One of my favourite tracks is entitled ‘Night Stalkers’, and it enjoys this billing for a number of reasons. There is an argument to suggest that the guest appearance from rapper Ice-T is a little unnecessary and cheesy, as he essentially delivers a spoken-word piece that could have come from a Hollywood blockbuster. But in actual fact, I rather like it, and the intense attitude that it brings to an already powerful song that blends speedy riffs, vibrant rhythms, and a catchy-as-hell chorus. The whole song, including the symphonic/acoustic interlude with rumbling lead bass line is pure thrash metal theatre and it’s a huge amount of fun from beginning to end.
Other highlights include ‘Dogs Of Chernobyl’, even if its finest moment occurs in the opening sequence, namely courtesy of the killer, thunderous heavy guitar notes that erupts after another unsettling, atmospheric intro featuring the sounds of children laughing, dark dystopian sounds and lamenting acoustic guitars.
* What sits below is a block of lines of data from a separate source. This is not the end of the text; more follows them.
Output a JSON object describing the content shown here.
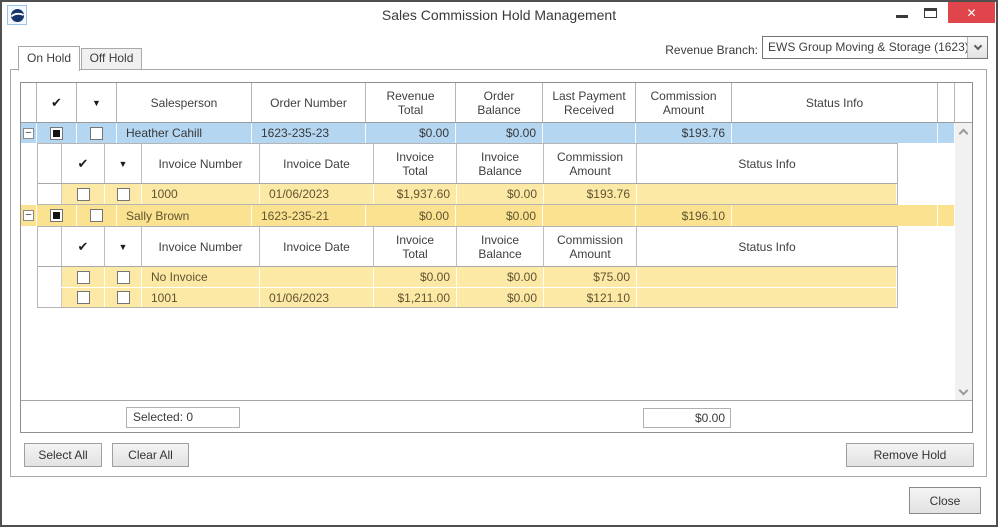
{
  "titlebar": {
    "title": "Sales Commission Hold Management"
  },
  "icons": {
    "check": "✔",
    "dropdown": "▼",
    "collapse": "−",
    "close": "✕"
  },
  "tabs": {
    "on_hold": "On Hold",
    "off_hold": "Off Hold"
  },
  "revenue_branch": {
    "label": "Revenue Branch:",
    "selected": "EWS Group Moving & Storage (1623)"
  },
  "grid": {
    "headers": {
      "salesperson": "Salesperson",
      "order_number": "Order Number",
      "revenue_total": "Revenue\nTotal",
      "order_balance": "Order\nBalance",
      "last_payment_received": "Last Payment\nReceived",
      "commission_amount": "Commission\nAmount",
      "status_info": "Status Info"
    },
    "sub_headers": {
      "invoice_number": "Invoice Number",
      "invoice_date": "Invoice Date",
      "invoice_total": "Invoice\nTotal",
      "invoice_balance": "Invoice\nBalance",
      "commission_amount": "Commission\nAmount",
      "status_info": "Status Info"
    },
    "groups": [
      {
        "salesperson": "Heather Cahill",
        "order_number": "1623-235-23",
        "revenue_total": "$0.00",
        "order_balance": "$0.00",
        "last_payment_received": "",
        "commission_amount": "$193.76",
        "status_info": "",
        "invoices": [
          {
            "invoice_number": "1000",
            "invoice_date": "01/06/2023",
            "invoice_total": "$1,937.60",
            "invoice_balance": "$0.00",
            "commission_amount": "$193.76",
            "status_info": ""
          }
        ]
      },
      {
        "salesperson": "Sally Brown",
        "order_number": "1623-235-21",
        "revenue_total": "$0.00",
        "order_balance": "$0.00",
        "last_payment_received": "",
        "commission_amount": "$196.10",
        "status_info": "",
        "invoices": [
          {
            "invoice_number": "No Invoice",
            "invoice_date": "",
            "invoice_total": "$0.00",
            "invoice_balance": "$0.00",
            "commission_amount": "$75.00",
            "status_info": ""
          },
          {
            "invoice_number": "1001",
            "invoice_date": "01/06/2023",
            "invoice_total": "$1,211.00",
            "invoice_balance": "$0.00",
            "commission_amount": "$121.10",
            "status_info": ""
          }
        ]
      }
    ],
    "footer": {
      "selected": "Selected: 0",
      "total": "$0.00"
    }
  },
  "buttons": {
    "select_all": "Select All",
    "clear_all": "Clear All",
    "remove_hold": "Remove Hold",
    "close": "Close"
  },
  "colors": {
    "selected_row_blue": "#b5d6f0",
    "group_row_yellow": "#fae291",
    "invoice_row_yellow": "#fce9a6",
    "close_button_red": "#e0454b"
  }
}
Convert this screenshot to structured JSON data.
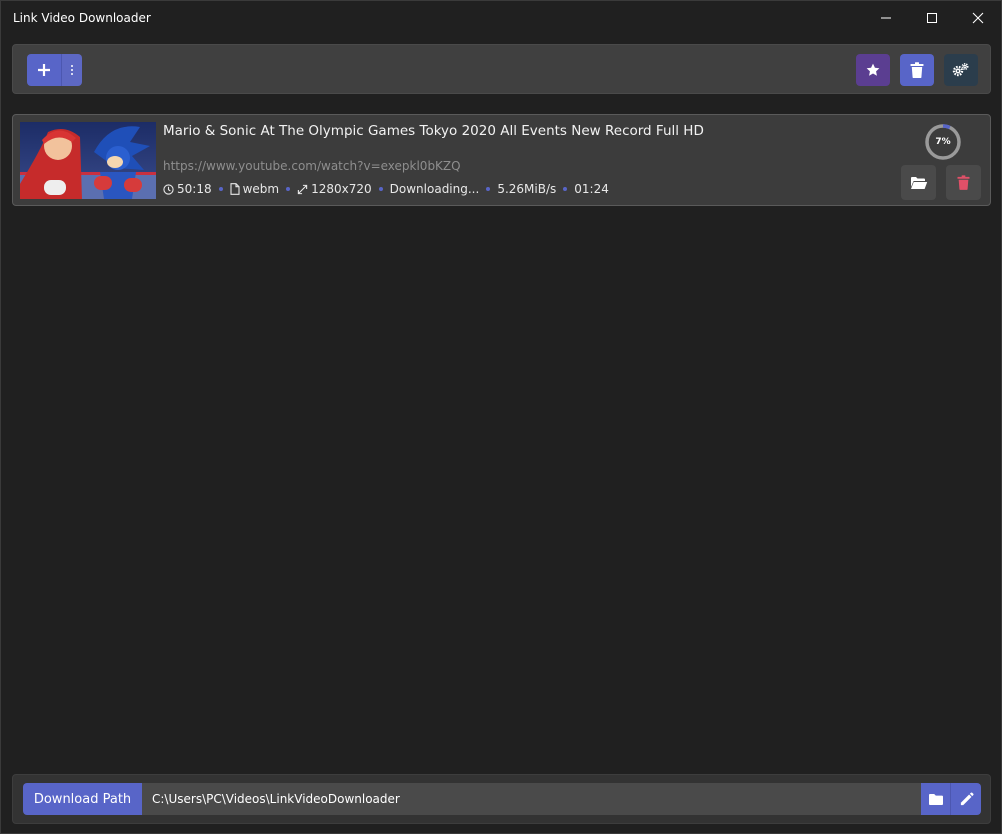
{
  "window": {
    "title": "Link Video Downloader",
    "controls": {
      "minimize": "minimize-icon",
      "maximize": "maximize-icon",
      "close": "close-icon"
    }
  },
  "toolbar": {
    "add_icon": "plus-icon",
    "more_icon": "vertical-dots-icon",
    "favorites_icon": "star-icon",
    "clear_icon": "trash-icon",
    "settings_icon": "gears-icon"
  },
  "downloads": [
    {
      "title": "Mario & Sonic At The Olympic Games Tokyo 2020 All Events New Record Full HD",
      "url": "https://www.youtube.com/watch?v=exepkl0bKZQ",
      "duration": "50:18",
      "format": "webm",
      "resolution": "1280x720",
      "status": "Downloading...",
      "speed": "5.26MiB/s",
      "eta": "01:24",
      "progress_label": "7%",
      "progress": 0.07
    }
  ],
  "footer": {
    "path_label": "Download Path",
    "path_value": "C:\\Users\\PC\\Videos\\LinkVideoDownloader"
  },
  "colors": {
    "accent": "#5865c8",
    "favorite": "#5b3e91",
    "settings": "#2b3d4c",
    "danger": "#e05068",
    "background": "#202020"
  }
}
Nevertheless, aside from being a touch too long, it’s another powerful song in the armoury, as is ‘Junkie’, another ‘proper’ attitude-laden thrash metal track.
I also like the duo of ‘Soldier On!’ and ‘Mission To Mars’. The former skips along at a muscular mid-tempo, before launching into one of the most immediate choruses on the record, nodding towards the ‘Risk’ era, but with more metallic authority. The latter simply oozes atmosphere, starting with the bass and electronic-led intro that’s then built upon with guitars, drums and even more electronics until it pushes all of my buttons in the best way. It is, undeniably, one of the most straight forward, ‘commercial’ songs on ‘The Sick, The Dying…and The Dead’, but it is utterly infectious. It even manages to move me a little when it cuts to sound clips of astronauts clearly facing their impending doom, enhanced by the inclusion of a fast, punishing riff, that is accentuated by Verbeuren’s dextrous drumming.
There are a few weaker moments where my mind wanders, but in spite of this, I have to declare that ‘The Sick, The Dying…And The Dead’ is a success. Is it their best? No, not at all. But, in my humble opinion, it is quite possibly their best outing since ‘Youthanasia’. I like the way that it incorporates ideas from the vast majority of their back catalogue, including a nod to ‘Rust In Peace’ in the spoken word section of ‘Mission To Mars’. I like the energy, I like plenty of the riffs that find their way into the music, and I like the fact that, whatever is thrown at Mustaine and co., they refuse to give up or slink off quietly into the night. Kudos.